Senior Economist at The Australia Institute, Matt Grudnoff, says the RBA Monetary Policy Board’s decision to lift the official cash rate from 3.85% to 4.10% is a case of “all pain, no gain” for Australians.
He says while skyrocketing fuel prices will push up inflation, they are the result of a supply shock caused by the war in the Middle East. The RBA has previously stated it should not respond to a supply shock by lifting rates.
“The Reserve Bank Monetary Policy Board has made the wrong decision to increase interest rates today,” said Matt Grudnoff, Senior Economist at The Australia Institute.
“Inflation caused by a supply shock cannot be brought down by increasing interest rates. How can increasing Australian interest rates open the Strait of Hormuz?
“The increase in fuel prices is already acting to reduce demand in the Australian economy.

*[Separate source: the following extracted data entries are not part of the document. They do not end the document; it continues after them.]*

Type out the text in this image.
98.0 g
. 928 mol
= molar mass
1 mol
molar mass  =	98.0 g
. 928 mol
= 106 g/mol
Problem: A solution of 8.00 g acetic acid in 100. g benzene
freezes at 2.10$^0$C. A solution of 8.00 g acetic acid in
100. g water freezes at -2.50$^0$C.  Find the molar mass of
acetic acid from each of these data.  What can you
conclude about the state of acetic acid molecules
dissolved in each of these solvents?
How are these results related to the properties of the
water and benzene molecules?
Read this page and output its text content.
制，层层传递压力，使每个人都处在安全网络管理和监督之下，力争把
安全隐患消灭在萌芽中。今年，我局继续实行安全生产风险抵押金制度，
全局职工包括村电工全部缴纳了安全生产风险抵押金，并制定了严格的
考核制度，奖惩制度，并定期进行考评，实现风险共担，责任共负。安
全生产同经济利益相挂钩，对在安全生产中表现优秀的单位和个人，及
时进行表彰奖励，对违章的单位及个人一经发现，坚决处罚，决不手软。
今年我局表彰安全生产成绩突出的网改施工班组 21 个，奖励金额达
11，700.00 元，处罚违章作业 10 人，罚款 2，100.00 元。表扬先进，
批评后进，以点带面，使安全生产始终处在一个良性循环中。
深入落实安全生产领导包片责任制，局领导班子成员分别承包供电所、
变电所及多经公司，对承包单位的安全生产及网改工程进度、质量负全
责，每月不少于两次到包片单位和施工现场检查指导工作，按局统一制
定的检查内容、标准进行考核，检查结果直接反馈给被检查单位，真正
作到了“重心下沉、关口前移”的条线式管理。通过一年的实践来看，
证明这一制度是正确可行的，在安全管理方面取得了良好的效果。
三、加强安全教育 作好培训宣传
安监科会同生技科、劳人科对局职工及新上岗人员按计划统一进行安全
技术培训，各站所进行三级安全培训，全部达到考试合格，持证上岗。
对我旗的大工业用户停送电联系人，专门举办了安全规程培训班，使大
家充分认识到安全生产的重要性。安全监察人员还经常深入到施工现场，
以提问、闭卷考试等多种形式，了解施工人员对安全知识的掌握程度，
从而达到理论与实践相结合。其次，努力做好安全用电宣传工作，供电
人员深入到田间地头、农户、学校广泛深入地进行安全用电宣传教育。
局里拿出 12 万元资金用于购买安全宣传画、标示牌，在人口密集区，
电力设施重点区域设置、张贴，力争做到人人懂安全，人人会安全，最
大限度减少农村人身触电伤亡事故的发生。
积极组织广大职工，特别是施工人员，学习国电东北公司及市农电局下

Higher petrol and diesel prices mean people have less to spend on other things, and as these fuels are largely imported, all the extra revenue is flowing overseas.
“All this increase in interest rates will do is heap more misery on Australian mortgage holders who are already being hurt by higher fuel prices.
“The RBA needs to be honest with the Australian people that nothing it can do will reduce inflation caused by a world oil price shock.
“At a time of great economic uncertainty, now is not the time for the RBA to be tapping the breaks, trying to slow the economy down.”